After a short time in the North Atlantic among chunks of ice, he was pulled aboard the lifeboat of Officer Lighttoller and lived.
How miraculous was that?
Not quite as amazing as the story of Emilio Portaluppi, a second-class passenger who lived in Milford, New Hampshire, and worked there as a stonemason. He too was tossed into the ocean as Titanic sank, and he too survived being in the frigid waters that killed so many so quickly. Yet, his story has not really been told.
What’s the difference?
Perhaps, the key ingredient was nationality: Joughlin could readily speak to journalists and told a tale that bemused even other survivors. Portaluppi was an Italian immigrant who moved to Milford, New Hampshire, likely spoke poor English and returned to a small New England town and lived unobtrusively for years. No movie character ever depicted his intriguing story.
Joughlin was older by eight years, and he was in his mid-30s, married with two children, when he was chief baker on the White Star Lines. Portaluppi had no listed famiy in America. In fact, he was on a holiday in Italy to see his parents when he booked passage on Titanic in France to return to America.
Both men lived years after Titanic became folklore, but Joughlin was British and managed to find his tale in Walter Lord’s famous book, A Night to Remember.Portaluppi, by that time, had left New Hampshire to work in Brooklyn for a contracting company. Though Joughlin died in the 1950s, Portaluppi lived until 1974—and was available to talk to anyone interested in Titanic.

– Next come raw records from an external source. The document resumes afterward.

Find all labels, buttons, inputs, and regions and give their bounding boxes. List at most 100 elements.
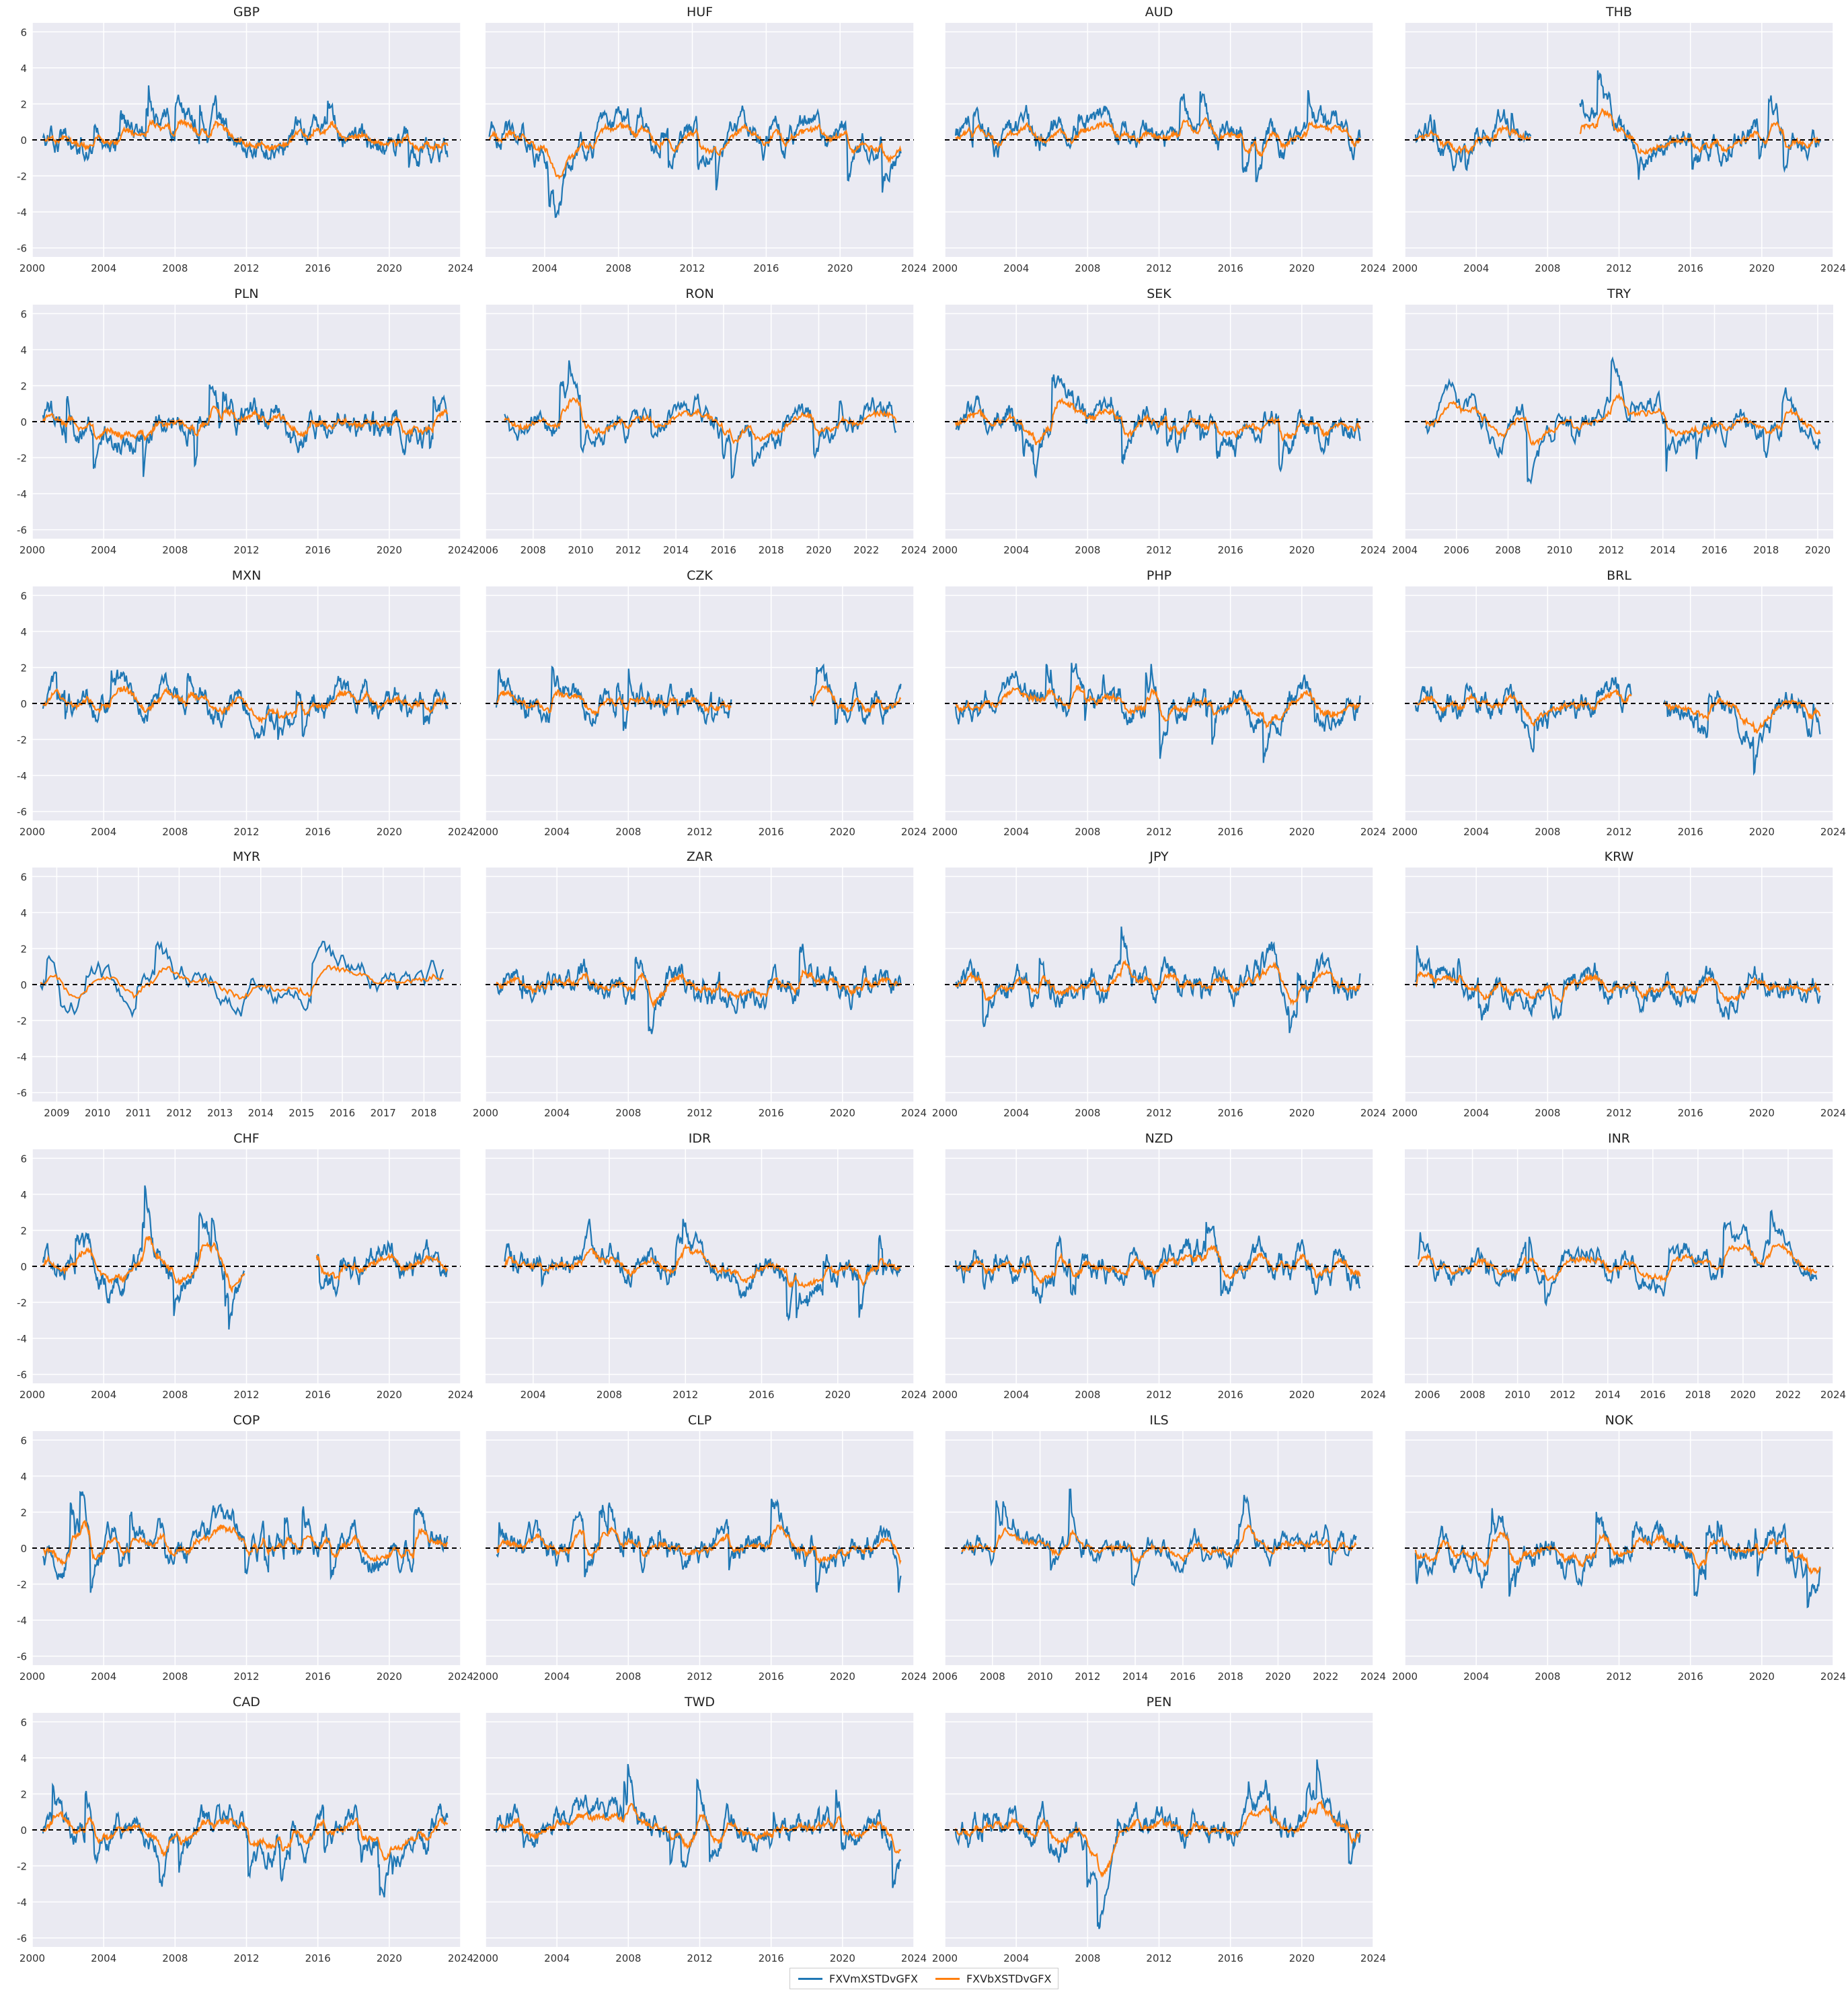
x-tick-label: 2012 <box>1606 262 1631 274</box>
series-line-fxvmxstdvgfx <box>1424 356 1821 485</box>
y-tick-label: -4 <box>17 1896 27 1909</box>
series-line-fxvmxstdvgfx <box>42 1185 449 1330</box>
panel-title: THB <box>1605 5 1632 20</box>
x-tick-label: 2020 <box>377 1952 402 1964</box>
x-tick-label: 2020 <box>377 826 402 838</box>
x-tick-label: 2013 <box>207 1107 233 1119</box>
x-tick-label: 2004 <box>91 262 116 274</box>
x-tick-label: 2006 <box>473 544 498 556</box>
legend-swatch-1 <box>798 1977 822 1980</box>
y-tick-label: -2 <box>17 734 27 746</box>
x-tick-label: 2020 <box>377 1671 402 1683</box>
series-line-fxvbxstdvgfx <box>1414 108 1821 155</box>
x-tick-label: 2016 <box>305 1952 331 1964</box>
x-tick-label: 2012 <box>166 1107 192 1119</box>
x-tick-label: 2008 <box>606 262 631 274</box>
x-tick-label: 2024 <box>448 1952 473 1964</box>
x-tick-label: 2016 <box>1170 1671 1196 1683</box>
series-line-fxvbxstdvgfx <box>40 964 444 1000</box>
x-tick-label: 2012 <box>672 1389 698 1401</box>
x-tick-label: 2012 <box>233 1671 259 1683</box>
x-tick-label: 2010 <box>85 1107 110 1119</box>
x-tick-label: 2008 <box>615 1671 641 1683</box>
x-tick-label: 2020 <box>377 262 402 274</box>
x-tick-label: 2020 <box>1289 1107 1315 1119</box>
x-tick-label: 2018 <box>1685 1389 1711 1401</box>
x-tick-label: 2006 <box>1444 544 1469 556</box>
series-line-fxvbxstdvgfx <box>42 1810 449 1861</box>
y-tick-label: 2 <box>20 1506 27 1519</box>
y-tick-label: 0 <box>20 698 27 710</box>
x-tick-label: 2020 <box>377 544 402 556</box>
x-tick-label: 2020 <box>1749 826 1775 838</box>
x-tick-label: 2024 <box>901 262 927 274</box>
x-tick-label: 2000 <box>932 1107 958 1119</box>
x-tick-label: 2000 <box>932 262 958 274</box>
panel-huf: HUF 2004 2008 2012 2016 2020 2024 <box>486 5 927 274</box>
series-line-fxvmxstdvgfx <box>960 1488 1357 1587</box>
x-tick-label: 2016 <box>330 1107 355 1119</box>
x-tick-label: 2006 <box>932 1671 958 1683</box>
panel-chf: CHF -6 -4 -2 0 2 4 6 2000 2004 2008 2012 2016 2020 202… <box>17 1131 473 1401</box>
x-tick-label: 2016 <box>759 826 784 838</box>
x-tick-label: 2008 <box>1535 1671 1560 1683</box>
x-tick-label: 2016 <box>1218 826 1243 838</box>
x-tick-label: 2020 <box>377 1389 402 1401</box>
panel-title: NOK <box>1605 1413 1633 1428</box>
y-tick-label: 0 <box>20 1261 27 1273</box>
series-line-fxvbxstdvgfx <box>1424 392 1821 447</box>
x-tick-label: 2008 <box>1075 544 1100 556</box>
x-tick-label: 2010 <box>1547 544 1572 556</box>
x-tick-label: 2016 <box>1678 1107 1703 1119</box>
x-tick-label: 2020 <box>825 1389 851 1401</box>
x-tick-label: 2008 <box>1075 826 1100 838</box>
panel-title: TRY <box>1607 286 1631 301</box>
y-tick-label: 6 <box>20 1716 27 1728</box>
panel-title: IDR <box>689 1131 711 1146</box>
panel-clp: CLP 2000 2004 2008 2012 2016 2020 2024 <box>473 1413 927 1683</box>
x-tick-label: 2024 <box>1820 1107 1846 1119</box>
x-tick-label: 2012 <box>687 1952 712 1964</box>
x-tick-label: 2024 <box>1820 1389 1846 1401</box>
x-tick-label: 2008 <box>1075 1107 1100 1119</box>
x-tick-label: 2016 <box>1678 826 1703 838</box>
y-tick-label: 6 <box>20 26 27 38</box>
y-tick-label: 6 <box>20 590 27 602</box>
series-line-fxvbxstdvgfx <box>1414 971 1821 1003</box>
panel-title: CLP <box>688 1413 711 1428</box>
x-tick-label: 2016 <box>305 826 331 838</box>
series-line-fxvmxstdvgfx <box>495 663 902 731</box>
x-tick-label: 2020 <box>830 1671 855 1683</box>
x-tick-label: 2012 <box>1146 544 1171 556</box>
series-line-fxvbxstdvgfx <box>42 118 449 153</box>
x-tick-label: 2016 <box>1701 544 1727 556</box>
x-tick-label: 2020 <box>1289 262 1315 274</box>
x-tick-label: 2008 <box>615 826 641 838</box>
x-tick-label: 2020 <box>1730 1389 1756 1401</box>
series-line-fxvbxstdvgfx <box>504 1243 901 1289</box>
x-tick-label: 2004 <box>1463 262 1489 274</box>
x-tick-label: 2000 <box>932 544 958 556</box>
panel-brl: BRL 2000 2004 2008 2012 2016 2020 2024 <box>1392 568 1846 838</box>
series-line-fxvmxstdvgfx <box>504 360 897 479</box>
x-tick-label: 2024 <box>901 826 927 838</box>
x-tick-label: 2020 <box>1289 826 1315 838</box>
y-tick-label: -4 <box>17 1615 27 1627</box>
panel-title: PHP <box>1147 568 1171 583</box>
series-line-fxvbxstdvgfx <box>42 685 449 724</box>
x-tick-label: 2024 <box>1820 1671 1846 1683</box>
x-tick-label: 2022 <box>1775 1389 1801 1401</box>
panel-title: JPY <box>1149 849 1169 864</box>
y-tick-label: 2 <box>20 380 27 392</box>
series-line-fxvmxstdvgfx <box>42 669 449 740</box>
x-tick-label: 2000 <box>932 826 958 838</box>
y-tick-label: 4 <box>20 1189 27 1201</box>
x-tick-label: 2012 <box>687 1107 712 1119</box>
x-tick-label: 2004 <box>1463 1671 1489 1683</box>
y-tick-label: 4 <box>20 63 27 75</box>
x-tick-label: 2012 <box>687 1671 712 1683</box>
x-tick-label: 2020 <box>1749 262 1775 274</box>
panel-title: MYR <box>233 849 260 864</box>
x-tick-label: 2012 <box>615 544 641 556</box>
x-tick-label: 2000 <box>473 1952 498 1964</box>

Apparently, he never did. The few news stories about him seem to offer details and dismissive skepticism. He said he was in the water for about two to four hours, and he floated among dead bodies until a rescue vessel came by after dawn and found him. He was one of four still alive in the waters. This superseded Joughlin by many hours!
How did Portaluppi survive the hypothermia? There are no tales of his drunkenness being the root cause. The officer who led the rescue claimed he never spoke to those whom he saved, and they never spoke to him even after being fished out of the water. No thanks, and no explanations. One could presume they were half-dead, in shock, and perhaps Portaluppi knew little enough English.
Thus, Portaluppi’s tale was truly supernatural, but for over fifty years, he lived quietly, even as films were made and TV specials passed him by. Perhaps he blacked out and did not recall what happened. Perhaps he suffered from post-traumatic syndrome and never wanted to discuss it. He went into a kind of seclusion usually afforded New Yorkers like Greta Garbo. He was in the biggest metropolis of media for 35 years, and when he died, his body was sent to Italy for burial.
You mean no journalist found a story here worth telling?